Qu'est-ce que les Lumières ? est une œuvre du philosophe allemand Emmanuel Kant datant de 1784. Son titre complet est Réponse à la question : qu'est ce que les Lumières ? (Beantwortung der Frage : Was ist Aufklärung?).
Kant écrit ce texte en expliquant combien il est bénéfique à l'Homme de penser par lui-même, sans préjugés. Pour ce faire, il reprend ainsi la maxime de l'Aufklärung, « Sapere aude ! » (Aie le courage de savoir ! / Ose savoir !), empruntée au poète latin Horace. Cette maxime est commune à la métaphysique dogmatique wolffienne, objet de la critique kantienne, et à Kant lui-même parce qu'elle est l'expression d'une volonté de raison qui caractérise toute philosophie comme telle. Le dogmatisme métaphysique est l'illusion d'une raison qui présume de ses propres forces, illusion rationaliste qui est philosophique, tandis que l'extravagance (Schwärmerei) et le mysticisme sont une renonciation à la raison qui met en cause la liberté : en effet, si nous n'écoutions pas notre raison, que croirions-nous ? Et, sous prétexte d'institution ou de génie, ne risquerions-nous pas de nous assujettir à la loi d'un autre, quand obéir à la raison est obéir à la loi qu'on s'est prescrite ?

Les Lumières sont l'émancipation de l'homme de son immaturité dont il est lui-même responsable. L'immaturité est l'incapacité d'employer son entendement sans être guidé par autrui. Cette immaturité lui est imputable non pas si le manque d'entendement mais la résolution et le courage d'y avoir recours sans la conduite d'un autre en est la cause. Sapere aude ! Aie le courage de te servir de ton propre entendement ! voilà donc la devise des Lumières.
Kant distingue entre deux états de:Unmündigkeit et de:Mündigkeit, la minorité et la majorité dans le sens légal des termes. Devenir majeur est pour lui la définition même des lumières. Mais comment devient-on majeur ? Kant considère que la plupart se laissent guider par des "tuteurs" autoproclamés, qui au delà de dicter la conduite et les décisions de chacun, les rendent dépendants en prétendant que toute décision prise sans consultations est dangereuse. Les "adultes mineurs" se complaisent dans cet état parce qu'ils sont "lâches" et "paresseux" ou parce qu'ils n'osent plus prendre leurs propres décisions suite à une mauvaise expérience. Cet état de minorité devient alors une seconde nature, on n'ose plus faire usage de son "propre entendement", d'où « Sapere aude ! » (Aie le courage de savoir ! / Ose savoir !). Il est indispensable selon lui de vivre sa propre expérience et de subir des échecs, tel un enfant qui apprend à marcher et qui trébuche et tombe au début, afin d'apprendre à les éviter et d'atteindre la majorité.

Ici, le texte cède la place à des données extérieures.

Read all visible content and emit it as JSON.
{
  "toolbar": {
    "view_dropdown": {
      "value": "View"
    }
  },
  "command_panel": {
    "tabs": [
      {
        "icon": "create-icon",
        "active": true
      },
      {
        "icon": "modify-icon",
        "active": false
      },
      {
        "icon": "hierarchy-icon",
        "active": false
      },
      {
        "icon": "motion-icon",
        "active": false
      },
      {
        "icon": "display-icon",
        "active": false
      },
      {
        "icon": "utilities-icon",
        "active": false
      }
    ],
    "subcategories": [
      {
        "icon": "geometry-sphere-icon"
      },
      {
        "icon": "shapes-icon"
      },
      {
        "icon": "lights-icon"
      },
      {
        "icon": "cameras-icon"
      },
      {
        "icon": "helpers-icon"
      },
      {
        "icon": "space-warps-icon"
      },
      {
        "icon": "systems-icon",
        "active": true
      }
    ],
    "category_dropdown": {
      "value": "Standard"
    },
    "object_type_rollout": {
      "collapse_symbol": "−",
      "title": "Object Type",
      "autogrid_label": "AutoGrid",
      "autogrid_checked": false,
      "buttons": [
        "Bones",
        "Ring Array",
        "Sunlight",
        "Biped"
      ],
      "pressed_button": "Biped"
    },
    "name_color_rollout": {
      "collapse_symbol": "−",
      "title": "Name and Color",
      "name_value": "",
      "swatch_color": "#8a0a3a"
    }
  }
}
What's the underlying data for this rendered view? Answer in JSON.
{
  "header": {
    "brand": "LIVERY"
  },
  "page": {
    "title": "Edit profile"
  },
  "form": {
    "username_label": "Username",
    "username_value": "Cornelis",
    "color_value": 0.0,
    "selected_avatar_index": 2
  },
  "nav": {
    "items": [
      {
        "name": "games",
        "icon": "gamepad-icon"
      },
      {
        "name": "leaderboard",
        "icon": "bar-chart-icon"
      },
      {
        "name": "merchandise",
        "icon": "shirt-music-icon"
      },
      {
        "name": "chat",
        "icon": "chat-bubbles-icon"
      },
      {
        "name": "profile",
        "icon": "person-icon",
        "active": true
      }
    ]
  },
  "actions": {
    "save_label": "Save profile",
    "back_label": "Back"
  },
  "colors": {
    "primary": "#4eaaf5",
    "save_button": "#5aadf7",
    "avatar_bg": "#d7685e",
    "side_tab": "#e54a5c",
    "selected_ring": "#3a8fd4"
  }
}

Kant admet ensuite qu'il est difficile de sortir de la minorité à l'échelle individuelle. Mais il est possible d'atteindre "l'âge de majorité" grâce à l'usage public du raisonnement. Afin d'assurer cela, la liberté d’expression devient une condition fondamentale. Mais l'effet de celle ci reste limité si les idées exprimées n'atteignent pas le plus grand nombre. Elle ne devient efficace que si elle est combinée à la liberté de publication afin de couvrir un terrain plus large.